Et donc, chercher " quelle dys pour quel acte ? " devient quasi impossible et surtout sans intérêt.

 

 

De la même façon, à un moment donné, vous allez peut-être vous demander lequel des deux parents est responsable de la transmission des dys à votre enfant.

 

Pour toutes les dys, l'origine est actuellement à l'état d'hypothèses génétiques ou d’anomalies structurelles cérébrales, non décelables. On sait que ces troubles ne sont pas congénitaux et ne surviennent pas après la naissance car dans ce cas, on parlera d'aphasie, d'apraxie, d'alexie, etc…  Il est aussi à noter que les grands prématurés sont fréquemment touchés par la dyspraxie, par exemple.

 

Voilà donc une question qui n'a pas vraiment d'intérêt car, de toute façon, ce qui est important, c'est d'aider votre enfant, en pratique et au concret, tous les jours.

 

Il est dys, tant mieux ! Parce que cela veut aussi dire qu'il dispose d'une hypersensibilité et d'un fonctionnement, même s'il n'est pas celui attendu par l'école, qui est performant mais autrement. Il vaut mieux voir comment celui des parents (voire les deux) qui est dys, a mis à profit cette dys pour réussir sa vie d'adulte.

 

Restez positif, le parcours qui vous attend ne sera pas facile.

 

 

En raison de ces dys, les outils de l'enfant pour apprendre sont touchés. Ce sont bien des troubles des apprentissages. Mais pas seulement, parce qu'une fois que votre enfant aura appris, il aura également des difficultés à restituer ce qu'il a appris. Voilà qui est bien injuste parce qu'il aura travaillé, appris avec difficulté et qu'il n'arrivera pas à restituer comme c'est attendu pour un enfant de son âge, à l'école.

 

Vous ne comprendrez pas, la maîtresse pensera qu'il n'a pas travaillé à la maison, et pourtant…

 

Faites-vous une raison, la majorité des dys est peu visible. Votre enfant est pertinent, il est donc difficile d'imaginer, d'accepter qu'il ne puisse pas restituer ce qu'il aurait appris.

 

 

 

Nous allons tenter de relever le défi de tenter une description d'un profil commun.

 

 

Et d'abord, n'est pas dys qui veut (contrairement à ce que vous entendrez trop souvent).

 

En effet, pour être dys, il faut:  

  • présenter les troubles (et que ces troubles soient attestés par des bilans),
  • avoir une intelligence normale ou supérieure (un enfant déficient intellectuel autre des difficultés à la lecture mais il n'est pas dyslexique, il est déficient intellectuel)
  • et ne pas présenter d'autre handicap (un enfant autiste aura des troubles praxiques mais il n'est pas dyspraxique, il est autiste).

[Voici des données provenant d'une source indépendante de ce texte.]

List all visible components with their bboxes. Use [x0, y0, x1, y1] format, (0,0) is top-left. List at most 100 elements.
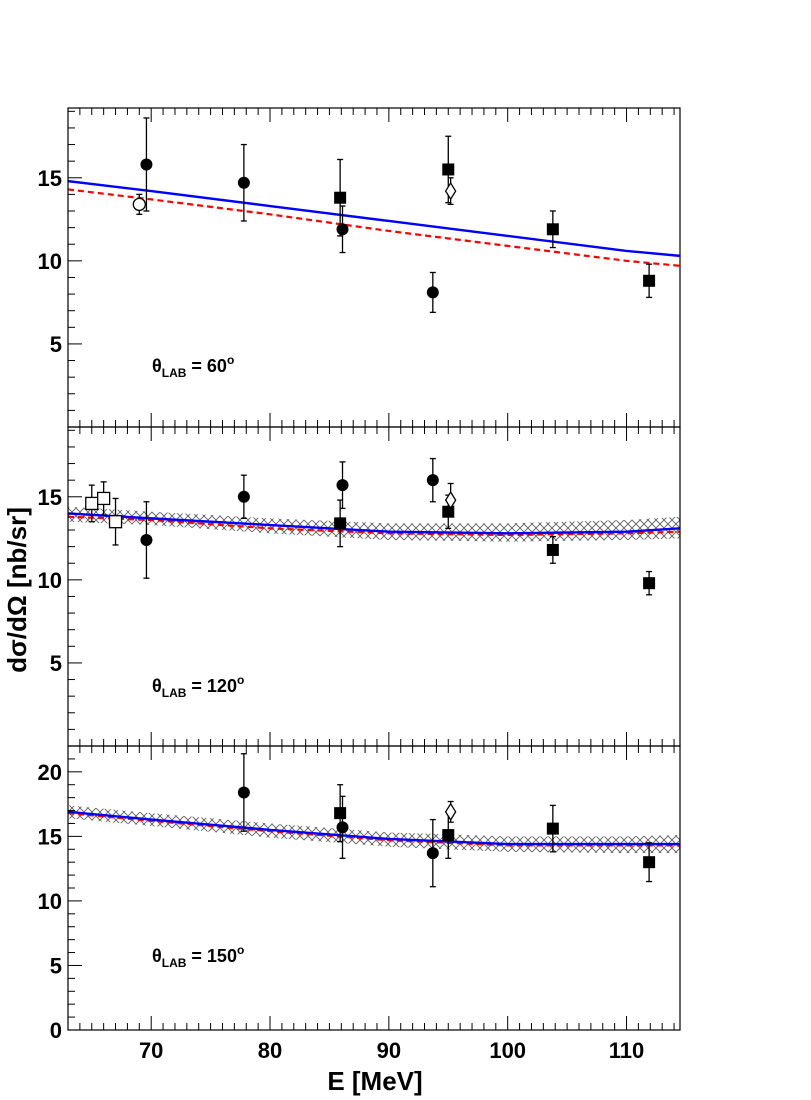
filled-square-marker — [442, 163, 455, 176]
filled-square-marker — [442, 829, 455, 842]
angle-label: θLAB = 150o — [152, 943, 244, 970]
filled-square-marker — [643, 274, 656, 287]
data-point — [237, 474, 250, 520]
open-circle-marker — [132, 197, 146, 212]
filled-square-marker — [334, 517, 347, 530]
angle-label: θLAB = 60o — [152, 353, 234, 380]
data-point — [334, 499, 347, 548]
angle-subscript: LAB — [162, 366, 187, 380]
data-point — [140, 117, 153, 212]
solid-theory-curve — [68, 512, 680, 535]
data-point — [426, 271, 439, 314]
y-tick-label: 0 — [50, 1018, 62, 1043]
open-diamond-marker — [444, 181, 457, 201]
x-tick-label: 100 — [489, 1038, 526, 1063]
data-point — [426, 457, 439, 503]
y-axis: 5 10 15 — [38, 429, 82, 730]
open-diamond-marker — [444, 490, 457, 510]
data-point — [546, 804, 559, 853]
y-tick-label: 5 — [50, 953, 62, 978]
filled-square-marker — [442, 505, 455, 518]
dashed-theory-curve — [68, 812, 680, 847]
y-tick-label: 10 — [38, 249, 62, 274]
data-point — [444, 800, 457, 823]
data-point — [336, 461, 349, 510]
filled-circle-marker — [336, 223, 349, 236]
angle-superscript: o — [237, 943, 244, 957]
x-tick-label: 70 — [139, 1038, 163, 1063]
filled-square-marker — [546, 543, 559, 556]
y-axis-title: dσ/dΩ [nb/sr] — [2, 507, 32, 673]
angle-value: = 150 — [186, 946, 237, 966]
theory-band — [68, 805, 680, 854]
y-tick-label: 5 — [50, 651, 62, 676]
data-point — [140, 501, 153, 579]
y-tick-label: 20 — [38, 760, 62, 785]
data-point — [85, 484, 99, 523]
angle-subscript: LAB — [162, 956, 187, 970]
solid-theory-curve — [68, 179, 680, 258]
open-square-marker — [85, 496, 99, 511]
panel-frame — [67, 426, 681, 747]
x-tick-label: 80 — [258, 1038, 282, 1063]
filled-circle-marker — [426, 847, 439, 860]
filled-square-marker — [546, 223, 559, 236]
filled-square-marker — [334, 807, 347, 820]
data-point — [237, 143, 250, 222]
data-point — [132, 193, 146, 215]
open-square-marker — [97, 491, 111, 506]
filled-circle-marker — [237, 490, 250, 503]
panel-frame — [67, 745, 681, 1031]
angle-theta: θ — [152, 946, 162, 966]
angle-theta: θ — [152, 356, 162, 376]
data-point — [546, 536, 559, 564]
data-point — [643, 263, 656, 299]
filled-circle-marker — [426, 474, 439, 487]
x-axis-title: E [MeV] — [327, 1066, 422, 1096]
filled-circle-marker — [140, 533, 153, 546]
data-point — [334, 158, 347, 237]
x-axis-labels: 70 80 90 100 110 — [139, 1038, 644, 1063]
data-point — [108, 497, 123, 546]
dashed-theory-curve — [68, 515, 680, 537]
x-tick-label: 110 — [609, 1038, 645, 1063]
data-point — [334, 784, 347, 843]
angle-subscript: LAB — [162, 686, 187, 700]
plot-area — [68, 117, 680, 314]
angle-theta: θ — [152, 676, 162, 696]
plot-area — [68, 753, 680, 888]
filled-circle-marker — [336, 821, 349, 834]
filled-square-marker — [643, 577, 656, 590]
data-point — [336, 795, 349, 859]
panel-2: 5 10 15 θLAB = 120o — [38, 426, 681, 747]
angle-value: = 60 — [186, 356, 227, 376]
filled-square-marker — [334, 191, 347, 204]
panel-1: 5 10 15 θLAB = 60o — [38, 107, 681, 428]
solid-theory-curve — [68, 810, 680, 846]
panel-frame — [67, 107, 681, 428]
data-point — [237, 753, 250, 832]
dashed-theory-curve — [68, 188, 680, 267]
filled-square-marker — [643, 856, 656, 869]
y-tick-label: 15 — [38, 824, 62, 849]
filled-circle-marker — [426, 286, 439, 299]
y-tick-label: 15 — [38, 166, 62, 191]
open-square-marker — [108, 515, 123, 529]
data-point — [444, 177, 457, 206]
angle-value: = 120 — [186, 676, 237, 696]
data-point — [442, 811, 455, 859]
data-point — [426, 818, 439, 888]
filled-square-marker — [546, 822, 559, 835]
data-point — [97, 481, 111, 516]
y-axis: 0 5 10 15 20 — [38, 758, 82, 1043]
angle-label: θLAB = 120o — [152, 673, 244, 700]
x-axis-ticks — [67, 746, 675, 1030]
angle-superscript: o — [237, 673, 244, 687]
data-point — [336, 205, 349, 254]
data-point — [444, 482, 457, 518]
y-tick-label: 10 — [38, 568, 62, 593]
data-point — [546, 210, 559, 249]
filled-circle-marker — [336, 479, 349, 492]
data-point — [643, 842, 656, 883]
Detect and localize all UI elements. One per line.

Les garçons sont trois fois plus touchés que les filles. 

 

Cette exigence n'est pas faite dans le but d'évacuer les autres handicaps mais bien pour préciser les choses car il ne s'agit pas ici de galvauder les dys mais bien au contraire de respecter la définition des dys. On fera une exception pour les TDAH, tant ils sont cumulards de dys…

 

L'une des particularités de ces dys, vous le verrez, est que plus vous creusez, et plus cela paraît complexe. Aussi, un dyslexique, par exemple, n'est pas simplement un enfant qui inverse les syllabes, bien au contraire.

 

Et donc, nous partirons du pré requis que chacun des enfants décrit à une intelligence normale ou supérieure, validée par un test de QI. Et nous vous encourageons donc à faire pratiquer un WISC4 par un neuro psychologue. Le neuropsychologue n'est pas un médecin, c'est un psychologue spécialisé. Il pourra "creuser" lors du bilan pour mieux définir les points forts et les points faibles de votre enfant. Son bilan est précieux pour la suite.

 

 

Attention, toutes les informations que vous trouverez au fil des pages, ne permettent pas de poser un diagnostic.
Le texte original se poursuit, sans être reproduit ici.